The efforts of the divorced wife of former Machakos senator Johnston Muthama to stop him from evicting her from his home have flopped.
The High Court ruled that Agnes Kavindu Musyoka, who divorced the politician in 1983, was living on his property in Mua, Machakos County, at his will but not as a wife.
“The picture that emerged was not that of a spouse but of a person accommodated initially as a mother of the respondent’s (Muthama) daughter,” ruled Justice William Musyoka, who heard the testimonies of the two parties and their witnesses.
According to documents filed in court, Muthama married Kavindu under Kamba customary law in 1975 and the couple had three children. The marriage was dissolved by the court in 1983.
Muthama then had a brief affair with her in 1996 which produced another child, a relationship she termed as a remarriage.
However, in his response, the politician dismissed the remarriage narrative and asserted that the birth of their daughter did not have the effect of reviving the dissolved marriage.
Kavindu moved to court in 2014 to stop Muthama from evicting her from the ‘matrimonial home’ on the grounds that she had a right to occupy it.
She claimed she had been treated inhumanely and deprived of basic facilities such as water despite the home having two boreholes.
“Since the water was disconnected from the house, I have resorted to using water from swimming pool for washing and bathing,” she claimed.
Kavindu told the court that her tribulations started after Muthama asked her to quit her job to take care of the family farm in Mua.
She claimed Muthama turned violent and stopped supporting her financially.

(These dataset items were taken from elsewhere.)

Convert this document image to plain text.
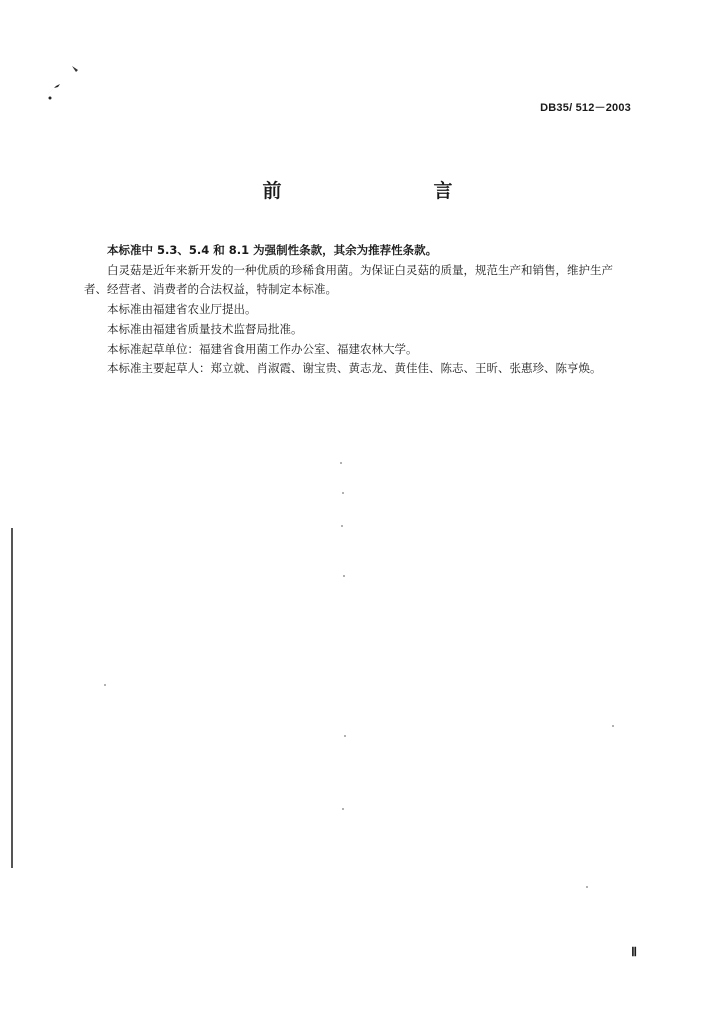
DB35/ 512－2003
前　　言

本标准中 5.3、5.4 和 8.1 为强制性条款，其余为推荐性条款。

白灵菇是近年来新开发的一种优质的珍稀食用菌。为保证白灵菇的质量，规范生产和销售，维护生产者、经营者、消费者的合法权益，特制定本标准。

本标准由福建省农业厅提出。

本标准由福建省质量技术监督局批准。

本标准起草单位：福建省食用菌工作办公室、福建农林大学。

本标准主要起草人：郑立就、肖淑霞、谢宝贵、黄志龙、黄佳佳、陈志、王昕、张惠珍、陈亨焕。

Ⅱ
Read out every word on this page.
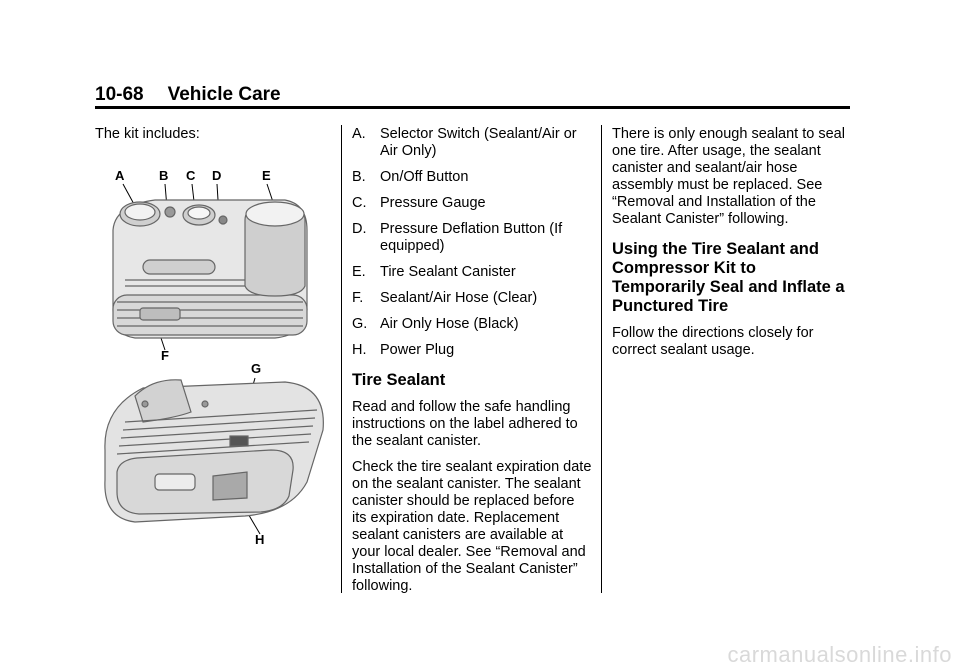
10-68 Vehicle Care

The kit includes:

A	B C D	E
F
G
H
A. Selector Switch (Sealant/Air or Air Only)
B. On/Off Button
C. Pressure Gauge
D. Pressure Deflation Button (If equipped)
E. Tire Sealant Canister
F. Sealant/Air Hose (Clear)
G. Air Only Hose (Black)
H. Power Plug
Tire Sealant

Read and follow the safe handling instructions on the label adhered to the sealant canister.

Check the tire sealant expiration date on the sealant canister. The sealant canister should be replaced before its expiration date. Replacement sealant canisters are available at your local dealer. See “Removal and Installation of the Sealant Canister” following.

There is only enough sealant to seal one tire. After usage, the sealant canister and sealant/air hose assembly must be replaced. See “Removal and Installation of the Sealant Canister” following.

Using the Tire Sealant and Compressor Kit to Temporarily Seal and Inflate a Punctured Tire

Follow the directions closely for correct sealant usage.

carmanualsonline.info
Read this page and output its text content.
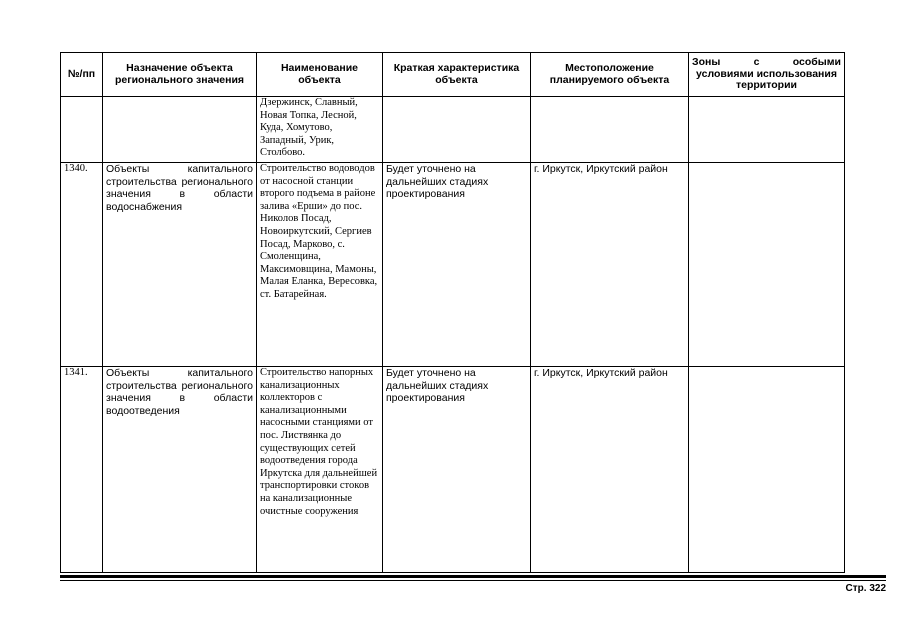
№/пп	Назначение объекта регионального значения	Наименование объекта	Краткая характеристика объекта	Местоположение планируемого объекта	Зоны с особыми
условиями использования территории

		Дзержинск, Славный, Новая Топка, Лесной, Куда, Хомутово, Западный, Урик, Столбово.			
1340.	Объекты капитального строительства регионального значения в области водоснабжения	Строительство водоводов от насосной станции второго подъема в районе залива «Ерши» до пос. Николов Посад, Новоиркутский, Сергиев Посад, Марково, с. Смоленщина, Максимовщина, Мамоны, Малая Еланка, Вересовка, ст. Батарейная.	Будет уточнено на дальнейших стадиях проектирования	г. Иркутск, Иркутский район	
1341.	Объекты капитального строительства регионального значения в области водоотведения	Строительство напорных канализационных коллекторов с канализационными насосными станциями от пос. Листвянка до существующих сетей водоотведения города Иркутска для дальнейшей транспортировки стоков на канализационные очистные сооружения	Будет уточнено на дальнейших стадиях проектирования	г. Иркутск, Иркутский район	
Стр. 322
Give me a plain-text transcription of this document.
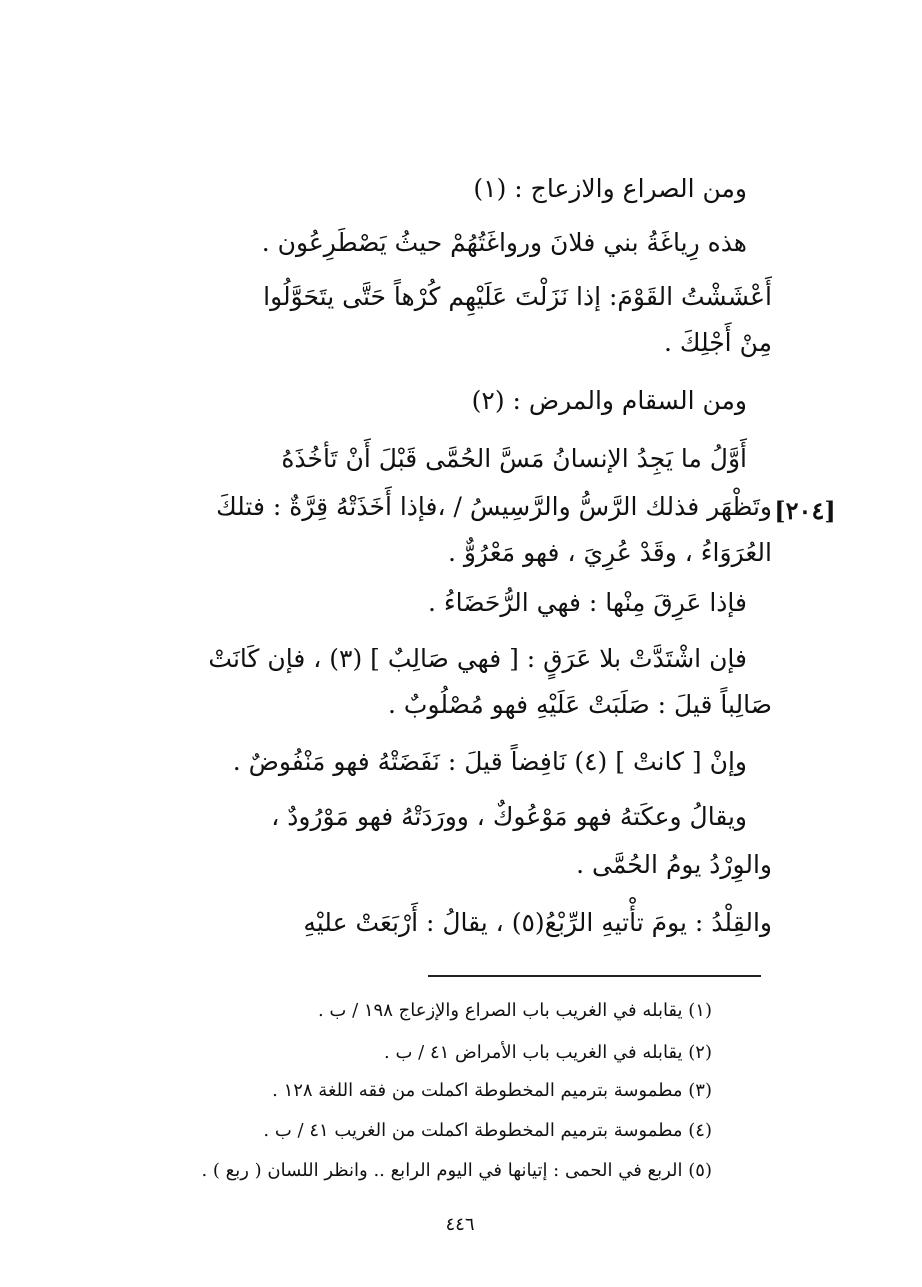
ومن الصراع والازعاج : (١)
هذه رِياغَةُ بني فلانَ ورواغَتُهُمْ حيثُ يَصْطَرِعُون .
أَعْشَشْتُ القَوْمَ: إذا نَزَلْتَ عَلَيْهِم كُرْهاً حَتَّى يتَحَوَّلُوا
مِنْ أَجْلِكَ .
ومن السقام والمرض : (٢)
أَوَّلُ ما يَجِدُ الإنسانُ مَسَّ الحُمَّى قَبْلَ أَنْ تَأخُذَهُ
وتَظْهَر فذلك الرَّسُّ والرَّسِيسُ / ،فإذا أَخَذَتْهُ قِرَّةٌ : فتلكَ
العُرَوَاءُ ، وقَدْ عُرِيَ ، فهو مَعْرُوٌّ .
فإذا عَرِقَ مِنْها : فهي الرُّحَضَاءُ .
فإن اشْتَدَّتْ بلا عَرَقٍ : [ فهي صَالِبٌ ] (٣) ، فإن كَانَتْ
صَالِباً قيلَ : صَلَبَتْ عَلَيْهِ فهو مُصْلُوبٌ .
وإنْ [ كانتْ ] (٤) نَافِضاً قيلَ : نَفَضَتْهُ فهو مَنْفُوضٌ .
ويقالُ وعكَتهُ فهو مَوْعُوكٌ ، وورَدَتْهُ فهو مَوْرُودٌ ،
والوِرْدُ يومُ الحُمَّى .
والقِلْدُ : يومَ تأْتيهِ الرِّبْعُ(٥) ، يقالُ : أَرْبَعَتْ عليْهِ
[٢٠٤]
(١) يقابله في الغريب باب الصراع والإزعاج ١٩٨ / ب .
(٢) يقابله في الغريب باب الأمراض ٤١ / ب .
(٣) مطموسة بترميم المخطوطة اكملت من فقه اللغة ١٢٨ .
(٤) مطموسة بترميم المخطوطة اكملت من الغريب ٤١ / ب .
(٥) الربع في الحمى : إتيانها في اليوم الرابع .. وانظر اللسان ( ربع ) .
٤٤٦
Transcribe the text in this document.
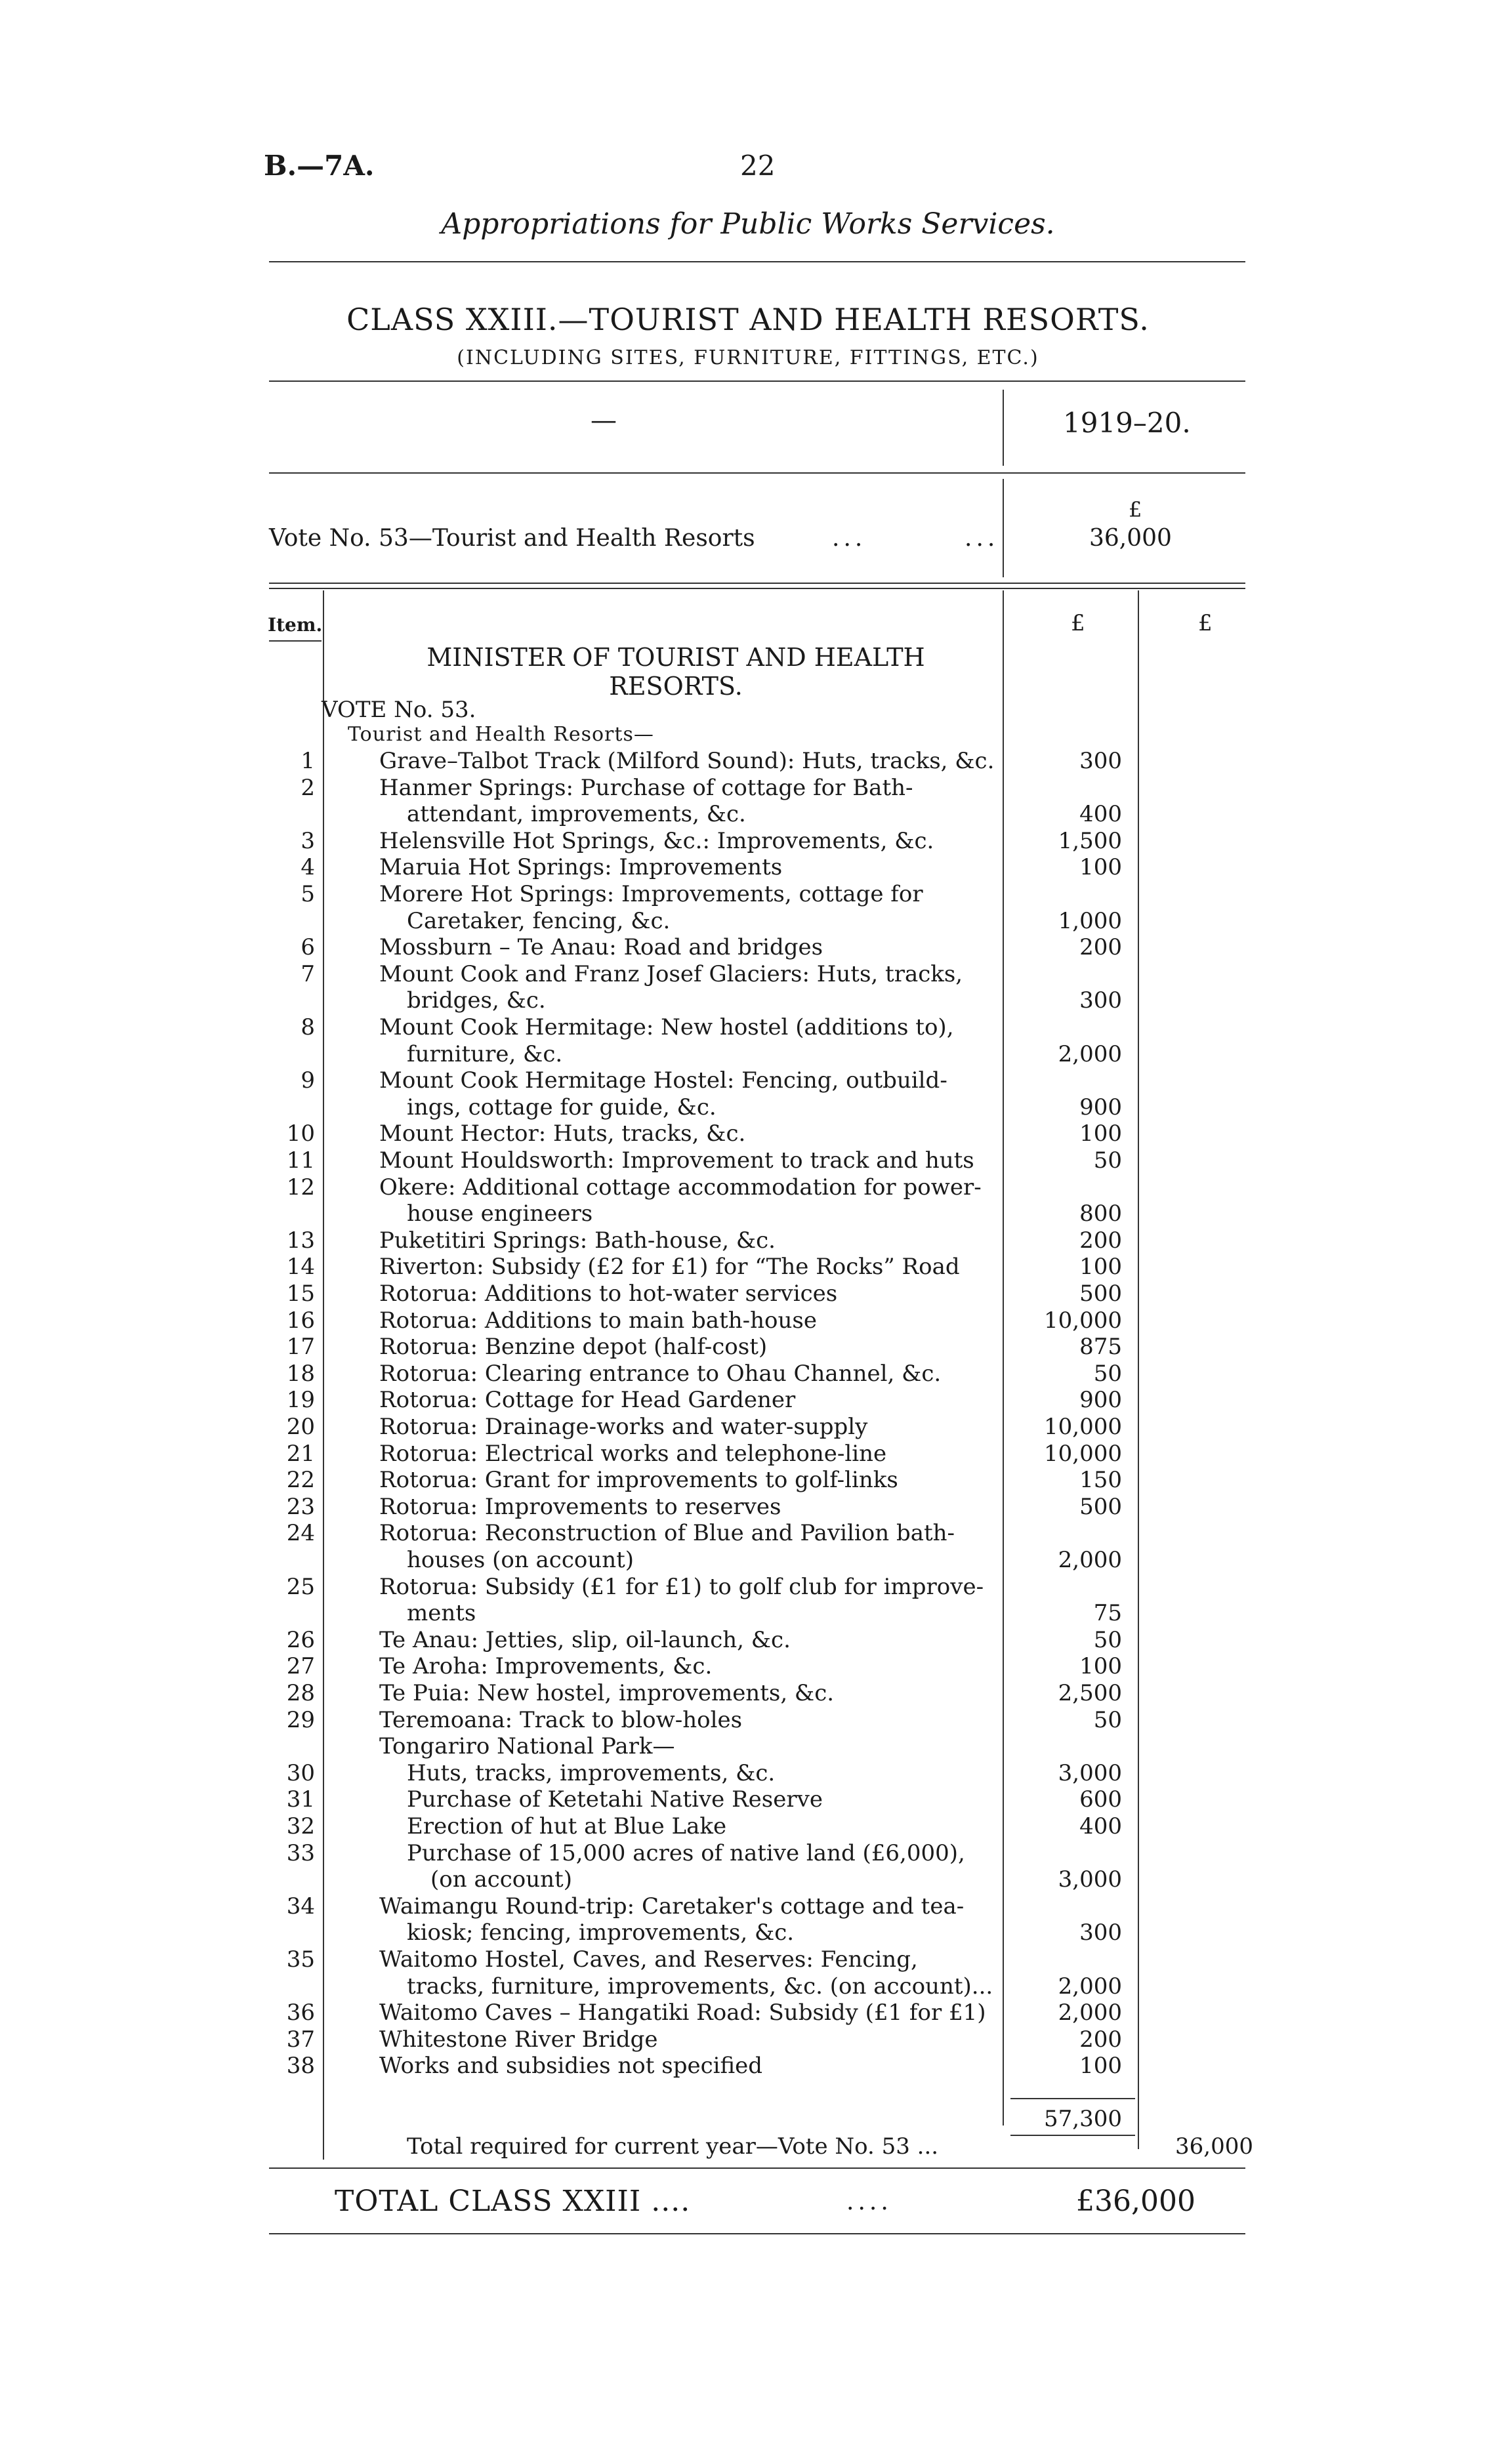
B.—7A.	22
Appropriations for Public Works Services.
CLASS XXIII.—TOURIST AND HEALTH RESORTS.
(INCLUDING SITES, FURNITURE, FITTINGS, ETC.)
—	1919–20.
Vote No. 53—Tourist and Health Resorts	...	...
£
36,000
Item.	£	£
MINISTER OF TOURIST AND HEALTH
RESORTS.
VOTE No. 53.
Tourist and Health Resorts—
1	Grave–Talbot Track (Milford Sound): Huts, tracks, &c.	300
2	Hanmer Springs: Purchase of cottage for Bath-
attendant, improvements, &c.	400
3	Helensville Hot Springs, &c.: Improvements, &c.	1,500
4	Maruia Hot Springs: Improvements	100
5	Morere Hot Springs: Improvements, cottage for
Caretaker, fencing, &c.	1,000
6	Mossburn – Te Anau: Road and bridges	200
7	Mount Cook and Franz Josef Glaciers: Huts, tracks,
bridges, &c.	300
8	Mount Cook Hermitage: New hostel (additions to),
furniture, &c.	2,000
9	Mount Cook Hermitage Hostel: Fencing, outbuild-
ings, cottage for guide, &c.	900
10	Mount Hector: Huts, tracks, &c.	100
11	Mount Houldsworth: Improvement to track and huts	50
12	Okere: Additional cottage accommodation for power-
house engineers	800
13	Puketitiri Springs: Bath-house, &c.	200
14	Riverton: Subsidy (£2 for £1) for “The Rocks” Road	100
15	Rotorua: Additions to hot-water services	500
16	Rotorua: Additions to main bath-house	10,000
17	Rotorua: Benzine depot (half-cost)	875
18	Rotorua: Clearing entrance to Ohau Channel, &c.	50
19	Rotorua: Cottage for Head Gardener	900
20	Rotorua: Drainage-works and water-supply	10,000
21	Rotorua: Electrical works and telephone-line	10,000
22	Rotorua: Grant for improvements to golf-links	150
23	Rotorua: Improvements to reserves	500
24	Rotorua: Reconstruction of Blue and Pavilion bath-
houses (on account)	2,000
25	Rotorua: Subsidy (£1 for £1) to golf club for improve-
ments	75
26	Te Anau: Jetties, slip, oil-launch, &c.	50
27	Te Aroha: Improvements, &c.	100
28	Te Puia: New hostel, improvements, &c.	2,500
29	Teremoana: Track to blow-holes	50
Tongariro National Park—
30	Huts, tracks, improvements, &c.	3,000
31	Purchase of Ketetahi Native Reserve	600
32	Erection of hut at Blue Lake	400
33	Purchase of 15,000 acres of native land (£6,000),
(on account)	3,000
34	Waimangu Round-trip: Caretaker's cottage and tea-
kiosk; fencing, improvements, &c.	300
35	Waitomo Hostel, Caves, and Reserves: Fencing,
tracks, furniture, improvements, &c. (on account)...	2,000
36	Waitomo Caves – Hangatiki Road: Subsidy (£1 for £1)	2,000
37	Whitestone River Bridge	200
38	Works and subsidies not specified	100
57,300
Total required for current year—Vote No. 53 ...	36,000
TOTAL CLASS XXIII ....	....	£36,000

Kavindu’s dowry was said to have been returned when their marriage hit the rocks and in 2014, Muthama decided to settle his three families on the Mua property and asked Kavindu to vacate.
Muthama had in several political rallies dismissed claims that she campaigned for him. He said she attended some of the meetings “but only as a pastor, not as a wife”.
He also told the court that she attended his father’s funeral as a guest and posed for photographs, adding that she continued to use his name despite the divorce.
In its ruling, the court stated that a party who intends to rely on a custom is obliged to give evidence to establish that such a custom existed. This can be done by adducing oral evidence by persons who are familiar with the custom.
“None of the parties made any effort to establish whether there was any custom that governed cases of remarriage by parties whose previous customary law marriage between themselves had been dissolved and dowry returned,” Musyoka said in the ruling delivered on February 15.
The court dismissed photographs tabled by Kavindu as evidence because she did not accompany them with a certificate signed by whoever took them.
“Photographs are good at painting a portrait that words are not able to conjure. They breathe life into oral narratives and testimonies. They speak louder than words,” the court said.
On the issue of the woman being mentioned in the funeral programme as a daughter-in-law, the court said this did not mean marriage.
Kavindu through her lawyer Judy Thongori, orally applied to the court to suspend the ruling that also ordered her client to pay Muthama the cost he incurred in the case pending hearing and determination of the intended appeal.
However, Justice Asenath Ongeri allowed her to appeal against the ruling, adding that she should file a formal application within seven days to have the decision suspended.
She added that once filed, the document should be served on Muthama, who will be at liberty to file his response within another seven days and the matter be heard on April 4 this year.